Values have been undermined by expectations for a return to
a world production surplus in 2012-13, and for a strong Brazilian crop in
2013-14 in what is an off year in the country's two-year cycle of higher and
lower producing seasons.
"Traders are talking of a record off-cycle crop which could
comfortably be above 50m bags," London broker Marex Spectron said, in comments
which follow bearish forecasts too from the likes of Macquarie and Standard Chartered.
However, despite the bearish fundamentals, the extent of the
net short position could have primed futures for a short-term recovery, given
the prospect of a large amount of buying ahead from index funds, which offer
investors returns linked to commodity indices.
Index funds are poised in July to undertake a reweighting
exercise in which they rebalance their portfolios back to the make-up of the index
This means the purchase of commodities which have performed
badly – such as coffee, down by one-third so far this year - and now account
for smaller proportion of the fund portfolio than the relevant index would suggest.
Index funds vs hedge
"The index funds will reweight, leading to the buying of
just over 10,000 contracts," on current estimates, Marex said.

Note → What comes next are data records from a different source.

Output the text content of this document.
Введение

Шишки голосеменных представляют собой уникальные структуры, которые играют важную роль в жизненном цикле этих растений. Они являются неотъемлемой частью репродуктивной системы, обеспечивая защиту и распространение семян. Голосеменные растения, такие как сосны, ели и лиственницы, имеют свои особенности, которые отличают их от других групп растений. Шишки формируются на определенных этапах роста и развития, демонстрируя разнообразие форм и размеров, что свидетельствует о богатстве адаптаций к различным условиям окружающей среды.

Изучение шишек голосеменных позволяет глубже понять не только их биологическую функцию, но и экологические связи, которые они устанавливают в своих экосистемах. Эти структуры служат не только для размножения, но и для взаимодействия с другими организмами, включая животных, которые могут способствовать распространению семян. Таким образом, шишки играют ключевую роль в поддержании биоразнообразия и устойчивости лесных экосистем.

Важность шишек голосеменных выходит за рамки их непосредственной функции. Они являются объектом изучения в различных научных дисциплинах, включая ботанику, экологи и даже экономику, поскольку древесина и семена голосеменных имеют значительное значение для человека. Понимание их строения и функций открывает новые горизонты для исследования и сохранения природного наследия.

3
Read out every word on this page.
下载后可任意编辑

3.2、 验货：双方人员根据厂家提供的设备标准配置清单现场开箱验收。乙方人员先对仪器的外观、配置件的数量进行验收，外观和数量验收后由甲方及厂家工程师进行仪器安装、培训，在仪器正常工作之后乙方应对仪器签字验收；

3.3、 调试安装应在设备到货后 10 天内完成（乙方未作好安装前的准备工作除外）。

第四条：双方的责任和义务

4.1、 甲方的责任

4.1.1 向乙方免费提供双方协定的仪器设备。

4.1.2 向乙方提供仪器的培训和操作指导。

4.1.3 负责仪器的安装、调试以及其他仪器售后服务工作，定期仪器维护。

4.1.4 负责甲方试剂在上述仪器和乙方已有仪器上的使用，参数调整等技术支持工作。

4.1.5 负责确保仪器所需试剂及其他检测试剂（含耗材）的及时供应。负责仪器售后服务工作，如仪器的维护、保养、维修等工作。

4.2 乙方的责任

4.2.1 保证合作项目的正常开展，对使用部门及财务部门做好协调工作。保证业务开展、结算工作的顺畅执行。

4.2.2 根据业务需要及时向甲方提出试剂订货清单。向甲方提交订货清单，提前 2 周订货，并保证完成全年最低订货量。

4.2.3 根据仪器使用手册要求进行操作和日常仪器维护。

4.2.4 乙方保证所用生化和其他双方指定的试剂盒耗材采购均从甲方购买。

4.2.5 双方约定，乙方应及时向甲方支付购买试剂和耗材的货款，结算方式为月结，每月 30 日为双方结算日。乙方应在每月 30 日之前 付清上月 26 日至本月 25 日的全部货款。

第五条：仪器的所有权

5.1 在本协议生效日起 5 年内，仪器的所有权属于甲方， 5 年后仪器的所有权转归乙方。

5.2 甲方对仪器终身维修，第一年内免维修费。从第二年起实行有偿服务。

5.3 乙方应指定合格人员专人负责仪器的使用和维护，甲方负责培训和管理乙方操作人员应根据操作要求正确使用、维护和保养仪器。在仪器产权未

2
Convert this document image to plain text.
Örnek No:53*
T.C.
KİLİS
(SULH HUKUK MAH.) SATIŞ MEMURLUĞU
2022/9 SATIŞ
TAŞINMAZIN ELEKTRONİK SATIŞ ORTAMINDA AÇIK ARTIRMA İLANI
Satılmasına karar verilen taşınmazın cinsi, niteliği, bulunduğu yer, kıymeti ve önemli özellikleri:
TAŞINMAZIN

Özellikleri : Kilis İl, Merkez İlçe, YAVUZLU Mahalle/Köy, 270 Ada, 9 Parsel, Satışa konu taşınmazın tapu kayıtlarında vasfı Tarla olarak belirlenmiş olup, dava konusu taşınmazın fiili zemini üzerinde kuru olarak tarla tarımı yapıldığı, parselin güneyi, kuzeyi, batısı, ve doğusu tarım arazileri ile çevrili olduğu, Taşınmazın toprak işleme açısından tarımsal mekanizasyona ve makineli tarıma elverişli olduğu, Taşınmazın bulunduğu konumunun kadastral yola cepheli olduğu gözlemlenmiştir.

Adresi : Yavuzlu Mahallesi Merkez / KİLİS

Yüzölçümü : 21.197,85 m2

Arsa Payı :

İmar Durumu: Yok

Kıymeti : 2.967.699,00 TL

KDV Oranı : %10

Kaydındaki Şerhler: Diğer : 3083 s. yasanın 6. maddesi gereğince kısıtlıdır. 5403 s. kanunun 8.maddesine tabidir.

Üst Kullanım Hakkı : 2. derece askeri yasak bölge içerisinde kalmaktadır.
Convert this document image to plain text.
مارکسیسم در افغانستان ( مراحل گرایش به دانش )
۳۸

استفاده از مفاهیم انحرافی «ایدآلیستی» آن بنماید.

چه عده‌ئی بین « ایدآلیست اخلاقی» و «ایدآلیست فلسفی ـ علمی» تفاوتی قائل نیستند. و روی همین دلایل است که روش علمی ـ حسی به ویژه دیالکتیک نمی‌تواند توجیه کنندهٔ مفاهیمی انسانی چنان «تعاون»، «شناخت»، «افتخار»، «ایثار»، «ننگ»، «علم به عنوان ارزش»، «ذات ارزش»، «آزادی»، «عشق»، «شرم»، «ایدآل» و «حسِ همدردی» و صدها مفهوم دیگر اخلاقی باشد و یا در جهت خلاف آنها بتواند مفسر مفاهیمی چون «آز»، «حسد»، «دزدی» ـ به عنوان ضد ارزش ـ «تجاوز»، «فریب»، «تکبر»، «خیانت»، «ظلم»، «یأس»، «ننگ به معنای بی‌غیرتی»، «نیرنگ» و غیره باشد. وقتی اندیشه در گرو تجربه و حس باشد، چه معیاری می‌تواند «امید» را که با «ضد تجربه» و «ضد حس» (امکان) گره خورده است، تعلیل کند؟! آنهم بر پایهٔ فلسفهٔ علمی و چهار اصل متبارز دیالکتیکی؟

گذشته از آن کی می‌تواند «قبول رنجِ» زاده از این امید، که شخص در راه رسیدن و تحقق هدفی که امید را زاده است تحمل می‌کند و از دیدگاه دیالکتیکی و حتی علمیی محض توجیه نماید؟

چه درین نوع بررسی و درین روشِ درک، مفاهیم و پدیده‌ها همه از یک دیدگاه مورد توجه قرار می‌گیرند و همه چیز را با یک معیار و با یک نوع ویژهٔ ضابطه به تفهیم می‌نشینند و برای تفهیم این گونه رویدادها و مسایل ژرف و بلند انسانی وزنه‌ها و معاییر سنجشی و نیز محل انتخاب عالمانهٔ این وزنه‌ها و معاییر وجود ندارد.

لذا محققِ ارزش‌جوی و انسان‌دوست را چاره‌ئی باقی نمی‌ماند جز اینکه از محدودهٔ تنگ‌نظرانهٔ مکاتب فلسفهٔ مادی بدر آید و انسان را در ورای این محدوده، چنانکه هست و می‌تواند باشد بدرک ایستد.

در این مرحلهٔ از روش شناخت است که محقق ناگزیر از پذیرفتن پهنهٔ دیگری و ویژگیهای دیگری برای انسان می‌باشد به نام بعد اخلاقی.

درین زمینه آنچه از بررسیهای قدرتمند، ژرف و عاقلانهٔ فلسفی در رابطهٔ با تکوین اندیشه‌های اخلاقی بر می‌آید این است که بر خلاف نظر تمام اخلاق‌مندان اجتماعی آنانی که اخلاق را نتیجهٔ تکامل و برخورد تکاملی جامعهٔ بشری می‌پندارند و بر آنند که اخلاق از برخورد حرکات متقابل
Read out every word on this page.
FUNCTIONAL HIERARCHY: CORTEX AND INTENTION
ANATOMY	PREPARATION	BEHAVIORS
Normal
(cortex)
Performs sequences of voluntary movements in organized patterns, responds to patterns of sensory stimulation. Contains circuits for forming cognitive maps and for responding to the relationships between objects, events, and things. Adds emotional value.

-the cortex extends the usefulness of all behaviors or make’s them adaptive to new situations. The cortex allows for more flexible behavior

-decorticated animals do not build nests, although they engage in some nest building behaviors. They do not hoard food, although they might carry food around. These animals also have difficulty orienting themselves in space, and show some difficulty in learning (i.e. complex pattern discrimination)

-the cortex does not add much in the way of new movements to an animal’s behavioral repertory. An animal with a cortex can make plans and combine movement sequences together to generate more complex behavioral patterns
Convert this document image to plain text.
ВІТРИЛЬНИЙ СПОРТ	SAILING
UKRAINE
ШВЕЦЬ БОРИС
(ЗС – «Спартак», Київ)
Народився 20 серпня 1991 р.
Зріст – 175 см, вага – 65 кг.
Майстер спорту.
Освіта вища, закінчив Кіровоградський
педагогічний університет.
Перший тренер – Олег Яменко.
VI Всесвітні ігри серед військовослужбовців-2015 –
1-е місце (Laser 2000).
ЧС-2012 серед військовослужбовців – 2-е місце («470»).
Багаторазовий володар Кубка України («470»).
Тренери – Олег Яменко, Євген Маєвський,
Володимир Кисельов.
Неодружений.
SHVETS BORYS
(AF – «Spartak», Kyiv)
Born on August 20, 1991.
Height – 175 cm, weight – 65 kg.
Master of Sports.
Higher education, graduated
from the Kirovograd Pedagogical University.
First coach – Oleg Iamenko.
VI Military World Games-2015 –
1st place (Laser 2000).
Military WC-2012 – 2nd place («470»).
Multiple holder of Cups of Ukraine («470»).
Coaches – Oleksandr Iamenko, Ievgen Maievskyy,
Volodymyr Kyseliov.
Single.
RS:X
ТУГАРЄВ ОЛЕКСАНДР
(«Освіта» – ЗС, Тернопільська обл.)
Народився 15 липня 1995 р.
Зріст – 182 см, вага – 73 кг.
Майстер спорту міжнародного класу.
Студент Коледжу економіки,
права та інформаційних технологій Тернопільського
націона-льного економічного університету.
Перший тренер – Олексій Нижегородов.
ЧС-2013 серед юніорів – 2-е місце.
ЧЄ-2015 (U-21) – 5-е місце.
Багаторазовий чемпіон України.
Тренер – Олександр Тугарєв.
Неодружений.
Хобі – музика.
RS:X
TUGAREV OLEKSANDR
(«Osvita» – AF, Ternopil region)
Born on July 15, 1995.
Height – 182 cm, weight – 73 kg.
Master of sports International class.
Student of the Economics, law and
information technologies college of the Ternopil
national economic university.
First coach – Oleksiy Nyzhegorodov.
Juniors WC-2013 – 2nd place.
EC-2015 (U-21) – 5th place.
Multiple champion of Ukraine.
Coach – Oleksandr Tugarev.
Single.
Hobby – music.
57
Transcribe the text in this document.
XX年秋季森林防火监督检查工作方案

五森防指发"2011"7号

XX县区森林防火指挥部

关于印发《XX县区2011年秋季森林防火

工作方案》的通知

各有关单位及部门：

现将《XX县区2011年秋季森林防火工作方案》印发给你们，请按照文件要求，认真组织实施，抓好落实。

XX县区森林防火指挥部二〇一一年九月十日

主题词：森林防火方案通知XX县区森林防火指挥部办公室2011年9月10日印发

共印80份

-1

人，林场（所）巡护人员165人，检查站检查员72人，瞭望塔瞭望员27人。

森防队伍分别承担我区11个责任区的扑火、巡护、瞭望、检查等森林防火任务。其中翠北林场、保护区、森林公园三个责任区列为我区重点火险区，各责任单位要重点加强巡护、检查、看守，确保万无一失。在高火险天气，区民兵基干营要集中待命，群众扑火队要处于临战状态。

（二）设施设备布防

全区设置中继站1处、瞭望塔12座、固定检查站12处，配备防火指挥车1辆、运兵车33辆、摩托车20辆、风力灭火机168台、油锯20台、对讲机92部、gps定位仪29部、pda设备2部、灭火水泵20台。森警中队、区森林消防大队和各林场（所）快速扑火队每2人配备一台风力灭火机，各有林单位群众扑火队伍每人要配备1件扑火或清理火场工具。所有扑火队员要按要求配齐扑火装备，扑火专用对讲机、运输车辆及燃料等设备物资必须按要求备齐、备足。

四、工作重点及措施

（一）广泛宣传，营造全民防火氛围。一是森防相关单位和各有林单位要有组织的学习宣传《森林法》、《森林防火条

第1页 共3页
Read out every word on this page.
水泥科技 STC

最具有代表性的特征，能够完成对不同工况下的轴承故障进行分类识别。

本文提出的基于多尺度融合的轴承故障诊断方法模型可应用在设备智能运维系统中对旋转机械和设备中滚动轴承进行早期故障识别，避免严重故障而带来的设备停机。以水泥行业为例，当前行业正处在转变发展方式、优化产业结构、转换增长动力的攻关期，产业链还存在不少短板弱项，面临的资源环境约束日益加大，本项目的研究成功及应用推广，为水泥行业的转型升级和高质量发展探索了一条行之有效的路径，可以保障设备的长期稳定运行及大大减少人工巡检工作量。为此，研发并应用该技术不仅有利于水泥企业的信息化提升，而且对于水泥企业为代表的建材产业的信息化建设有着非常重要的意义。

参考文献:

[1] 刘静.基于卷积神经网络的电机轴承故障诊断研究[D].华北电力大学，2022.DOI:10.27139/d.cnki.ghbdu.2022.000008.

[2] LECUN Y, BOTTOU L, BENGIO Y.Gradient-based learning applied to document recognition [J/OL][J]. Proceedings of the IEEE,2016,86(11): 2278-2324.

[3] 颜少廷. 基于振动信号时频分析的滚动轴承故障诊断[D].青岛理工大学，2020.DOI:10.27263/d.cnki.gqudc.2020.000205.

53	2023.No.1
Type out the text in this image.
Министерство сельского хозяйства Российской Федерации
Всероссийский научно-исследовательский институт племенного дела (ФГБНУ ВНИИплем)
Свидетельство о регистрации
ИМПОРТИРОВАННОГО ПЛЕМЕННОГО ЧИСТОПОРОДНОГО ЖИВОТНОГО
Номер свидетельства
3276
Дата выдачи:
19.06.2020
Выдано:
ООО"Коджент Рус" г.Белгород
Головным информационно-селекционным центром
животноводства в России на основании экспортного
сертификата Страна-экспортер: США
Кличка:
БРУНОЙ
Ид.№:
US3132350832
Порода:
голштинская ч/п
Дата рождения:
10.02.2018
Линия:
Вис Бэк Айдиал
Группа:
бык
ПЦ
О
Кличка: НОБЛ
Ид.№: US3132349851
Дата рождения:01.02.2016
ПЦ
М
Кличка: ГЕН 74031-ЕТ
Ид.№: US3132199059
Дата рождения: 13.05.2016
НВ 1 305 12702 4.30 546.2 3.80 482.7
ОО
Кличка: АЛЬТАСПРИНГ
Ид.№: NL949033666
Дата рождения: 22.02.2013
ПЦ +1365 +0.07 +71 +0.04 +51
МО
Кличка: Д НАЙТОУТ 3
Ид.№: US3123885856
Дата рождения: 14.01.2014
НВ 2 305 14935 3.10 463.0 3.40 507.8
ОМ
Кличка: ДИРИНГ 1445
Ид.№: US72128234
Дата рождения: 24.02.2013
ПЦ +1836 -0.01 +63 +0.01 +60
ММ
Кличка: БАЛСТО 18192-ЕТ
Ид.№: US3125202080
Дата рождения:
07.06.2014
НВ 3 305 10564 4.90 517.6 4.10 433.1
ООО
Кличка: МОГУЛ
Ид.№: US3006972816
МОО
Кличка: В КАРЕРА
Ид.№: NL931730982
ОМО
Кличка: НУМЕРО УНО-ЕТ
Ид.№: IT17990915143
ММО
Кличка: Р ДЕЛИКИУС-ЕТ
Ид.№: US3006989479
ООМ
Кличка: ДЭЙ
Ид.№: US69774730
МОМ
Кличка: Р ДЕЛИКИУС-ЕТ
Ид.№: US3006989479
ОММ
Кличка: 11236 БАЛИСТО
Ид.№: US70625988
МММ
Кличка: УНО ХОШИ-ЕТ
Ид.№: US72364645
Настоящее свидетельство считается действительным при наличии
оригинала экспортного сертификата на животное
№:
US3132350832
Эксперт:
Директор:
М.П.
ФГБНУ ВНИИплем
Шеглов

"This is a massive amount of buying, the equivalent of 2.8m
bags," which comes at a time when it appears that speculators "should soon
start to run out of bullets to fire", given the extent of their net short
Speculators' net longs in New York softs, Nov 13, (change on week)
Cocoa: 27,704, (-1,982)
Raw sugar: 12,792, (-7,934)
Cotton: -19,327, (-12,973)
Coffee: -26,830, (-2,632)
Sources: Agrimoney.com, CFTC
"Hence we look for a short-term low in the coming one-to-two
weeks," the broker said.
"Short-term, between now and mid-January, we favour a rally."
The CFTC data also showed speculators raising their net
short position in cotton above 19,000 contracts over the week, near to historic
highs, while cutting their net long in raw sugar below 13,000 lots to the
lowest in nearly five years.
And speculators reduced their net long, or turned more net
short, in most other contracts too, cutting their net long position in major US-traded
agricultural commodities by more than 120,000 contracts to 461,402 contracts,
the lowest since June, according to Rabobank.
Speculators' net longs in grains and oilseeds, Nov 13, (change on week)
Chicago corn: 202,853, (-32,585)
Chicago soybeans: 125,849 (-38,679)
Chicago wheat: 50,495, (+2,064)
Kansas wheat: 46,904, (-2,212)
Chicago soymeal: 29,379, (-16,967)
Chicago soyoil: -44,140, (-8,287)
Sources: Agrimoney.com, CFTC
However, the extent of the cut in managed money's net long position
in soybeans – down more than 38,000 contracts to the lowest since February - raised
hopes that speculators may be close to neutralising the negative impact on
prices which stemmed from a record large net long earlier in the year.
"Selling over the past several days may finally be bringing these
long positions to more manageable levels with funds seen adding to shorts," Kim
Rugel at broker Benson Quinn Commodities said.